11.06.2024

transfer pricing

The Federal Tribunal rarely considers the issue of transfer pricing.

The context is particular in that, in the case in question, it concerns a mixed-economy company performing a task of public interest within the meaning of Art. 58 para. 3 LIFD and 24 para. 5 LHID. Did the company grant any appreciable monetary benefits to its shareholders?

The aforementioned topical legal provisions provide for three methods for determining net profit:
current market price
👉 cost plus
current final selling price less a profit margin.

❌ the law does not establish a hierarchy between methods; cost-plus is, however, most often used in practice (recommended by legal scholars), particularly for long-term relationships (see 2.3.4)

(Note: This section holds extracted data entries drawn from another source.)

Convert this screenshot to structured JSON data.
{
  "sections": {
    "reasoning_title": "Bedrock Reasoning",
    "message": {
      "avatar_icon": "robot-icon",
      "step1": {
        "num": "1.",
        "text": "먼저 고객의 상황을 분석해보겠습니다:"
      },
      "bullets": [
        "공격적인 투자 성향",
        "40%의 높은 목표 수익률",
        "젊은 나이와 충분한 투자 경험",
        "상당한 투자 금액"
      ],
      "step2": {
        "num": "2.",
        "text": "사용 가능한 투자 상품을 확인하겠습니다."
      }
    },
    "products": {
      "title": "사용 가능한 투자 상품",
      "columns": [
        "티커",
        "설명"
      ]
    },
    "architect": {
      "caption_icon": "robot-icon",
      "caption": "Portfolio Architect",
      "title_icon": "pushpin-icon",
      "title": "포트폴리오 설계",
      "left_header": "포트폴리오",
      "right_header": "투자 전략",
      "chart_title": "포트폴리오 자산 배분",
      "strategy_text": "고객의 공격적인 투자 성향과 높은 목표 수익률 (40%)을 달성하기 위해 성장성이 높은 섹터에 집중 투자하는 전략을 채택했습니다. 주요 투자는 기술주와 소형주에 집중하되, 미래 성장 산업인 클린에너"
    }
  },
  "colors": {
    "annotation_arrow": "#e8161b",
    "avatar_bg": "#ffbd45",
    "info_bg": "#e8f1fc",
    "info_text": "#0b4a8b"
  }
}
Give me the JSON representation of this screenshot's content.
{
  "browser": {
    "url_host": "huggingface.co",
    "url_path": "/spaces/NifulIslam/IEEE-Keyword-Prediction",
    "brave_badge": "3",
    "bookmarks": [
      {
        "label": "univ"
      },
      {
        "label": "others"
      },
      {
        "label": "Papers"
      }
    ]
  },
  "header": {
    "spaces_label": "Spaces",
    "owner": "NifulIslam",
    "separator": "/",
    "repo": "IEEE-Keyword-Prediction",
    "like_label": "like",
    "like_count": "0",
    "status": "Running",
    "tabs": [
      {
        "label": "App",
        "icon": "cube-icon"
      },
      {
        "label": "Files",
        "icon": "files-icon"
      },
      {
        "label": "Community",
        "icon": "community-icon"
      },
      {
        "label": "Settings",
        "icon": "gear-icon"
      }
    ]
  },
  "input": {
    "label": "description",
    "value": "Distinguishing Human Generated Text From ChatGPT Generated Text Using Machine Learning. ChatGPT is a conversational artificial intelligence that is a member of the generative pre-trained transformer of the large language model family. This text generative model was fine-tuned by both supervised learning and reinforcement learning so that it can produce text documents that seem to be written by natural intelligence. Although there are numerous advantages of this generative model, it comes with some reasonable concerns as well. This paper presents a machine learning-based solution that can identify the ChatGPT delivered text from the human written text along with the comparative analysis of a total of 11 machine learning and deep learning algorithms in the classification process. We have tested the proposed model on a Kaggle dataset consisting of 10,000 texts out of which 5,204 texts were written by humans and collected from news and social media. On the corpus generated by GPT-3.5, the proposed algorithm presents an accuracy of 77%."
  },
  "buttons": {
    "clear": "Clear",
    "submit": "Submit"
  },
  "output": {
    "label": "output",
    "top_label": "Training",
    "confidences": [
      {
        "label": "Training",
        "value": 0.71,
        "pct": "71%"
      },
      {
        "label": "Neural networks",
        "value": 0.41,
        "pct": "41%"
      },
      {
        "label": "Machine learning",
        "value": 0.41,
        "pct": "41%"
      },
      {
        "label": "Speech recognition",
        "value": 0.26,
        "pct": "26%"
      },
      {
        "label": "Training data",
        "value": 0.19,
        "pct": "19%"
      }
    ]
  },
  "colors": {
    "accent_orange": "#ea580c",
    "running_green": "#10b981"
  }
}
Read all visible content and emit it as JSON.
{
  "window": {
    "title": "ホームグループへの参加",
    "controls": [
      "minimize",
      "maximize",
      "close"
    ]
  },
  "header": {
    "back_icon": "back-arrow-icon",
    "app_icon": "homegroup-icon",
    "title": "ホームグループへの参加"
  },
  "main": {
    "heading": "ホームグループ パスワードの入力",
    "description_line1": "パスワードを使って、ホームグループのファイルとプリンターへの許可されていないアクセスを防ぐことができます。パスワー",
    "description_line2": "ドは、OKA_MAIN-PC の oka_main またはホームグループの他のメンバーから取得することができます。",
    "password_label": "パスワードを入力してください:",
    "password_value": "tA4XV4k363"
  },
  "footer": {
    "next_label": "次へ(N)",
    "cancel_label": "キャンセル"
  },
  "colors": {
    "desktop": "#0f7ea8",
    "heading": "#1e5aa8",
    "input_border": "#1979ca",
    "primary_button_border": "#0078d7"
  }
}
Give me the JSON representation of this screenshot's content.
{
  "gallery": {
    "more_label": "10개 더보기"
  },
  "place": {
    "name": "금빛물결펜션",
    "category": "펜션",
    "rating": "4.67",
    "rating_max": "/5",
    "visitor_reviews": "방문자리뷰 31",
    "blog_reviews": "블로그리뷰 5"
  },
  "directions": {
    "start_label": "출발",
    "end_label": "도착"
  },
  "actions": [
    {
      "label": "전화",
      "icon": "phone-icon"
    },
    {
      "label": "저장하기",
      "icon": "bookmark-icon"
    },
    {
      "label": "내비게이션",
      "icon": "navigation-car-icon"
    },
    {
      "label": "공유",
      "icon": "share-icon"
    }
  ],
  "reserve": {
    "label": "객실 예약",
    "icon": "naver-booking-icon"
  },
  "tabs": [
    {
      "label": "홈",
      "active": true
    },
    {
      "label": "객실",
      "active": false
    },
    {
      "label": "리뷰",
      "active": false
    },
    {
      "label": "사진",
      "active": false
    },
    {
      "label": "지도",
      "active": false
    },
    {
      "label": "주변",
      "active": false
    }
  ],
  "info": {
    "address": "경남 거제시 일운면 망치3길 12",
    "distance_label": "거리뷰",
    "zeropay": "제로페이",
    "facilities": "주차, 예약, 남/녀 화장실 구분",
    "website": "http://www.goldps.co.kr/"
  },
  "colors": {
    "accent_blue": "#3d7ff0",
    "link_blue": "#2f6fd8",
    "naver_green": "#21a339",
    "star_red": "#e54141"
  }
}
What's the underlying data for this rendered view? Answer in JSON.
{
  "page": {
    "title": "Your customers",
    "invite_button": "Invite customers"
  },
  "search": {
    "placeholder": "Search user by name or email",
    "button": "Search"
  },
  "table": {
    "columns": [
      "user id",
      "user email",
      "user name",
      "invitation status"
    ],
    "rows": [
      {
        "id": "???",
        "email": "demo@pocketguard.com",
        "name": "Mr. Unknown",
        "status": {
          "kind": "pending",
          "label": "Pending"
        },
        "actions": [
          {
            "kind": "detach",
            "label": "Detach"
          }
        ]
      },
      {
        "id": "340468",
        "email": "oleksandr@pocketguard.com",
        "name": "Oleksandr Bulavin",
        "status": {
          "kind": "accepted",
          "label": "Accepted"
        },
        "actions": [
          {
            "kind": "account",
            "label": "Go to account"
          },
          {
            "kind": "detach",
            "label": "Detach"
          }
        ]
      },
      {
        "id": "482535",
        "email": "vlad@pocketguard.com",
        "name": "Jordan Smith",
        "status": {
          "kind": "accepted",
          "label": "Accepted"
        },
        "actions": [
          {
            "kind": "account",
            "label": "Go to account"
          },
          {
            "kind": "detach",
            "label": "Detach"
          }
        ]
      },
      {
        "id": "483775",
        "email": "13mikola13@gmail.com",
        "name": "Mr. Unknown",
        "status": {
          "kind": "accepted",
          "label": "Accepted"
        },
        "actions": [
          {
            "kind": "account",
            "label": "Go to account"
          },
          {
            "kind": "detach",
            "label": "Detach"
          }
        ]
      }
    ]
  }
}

✅ The general provision referring to commercial use (Art. 58(1)(b), fifth indent, of the FIDL) is also applicable (consideration 2.3.5)

❌ an interpretation in accordance with Article 9 of the OECD Model Tax Convention is not required; at most, it may be used as a subsidiary guide (recital 2.3.6)

✅ enter into the «current cost of production»:
1️⃣ All operating expenses (see 2.3.8)
2 All financial expenses (see 2.3.8)
3️⃣ and taxes (see 3.4.s ff)
❌ but not charges unrelated to operations, nor extraordinary charges (see 3.4.6)

✅ A return on equity (and on all equity – para. 3.5.12) of 5.01% is an appropriate long-term return (para. 3.5.11)

✅ The mark-up (cost+) ranges from 5.0% to 10.0% depending on the sector (para. 3.6.1); in this case (energy production), it is 5.0% (para. 3.6.2)

A publication in the ATF is planned. The judgment is in German. It concerns a case from Grisons.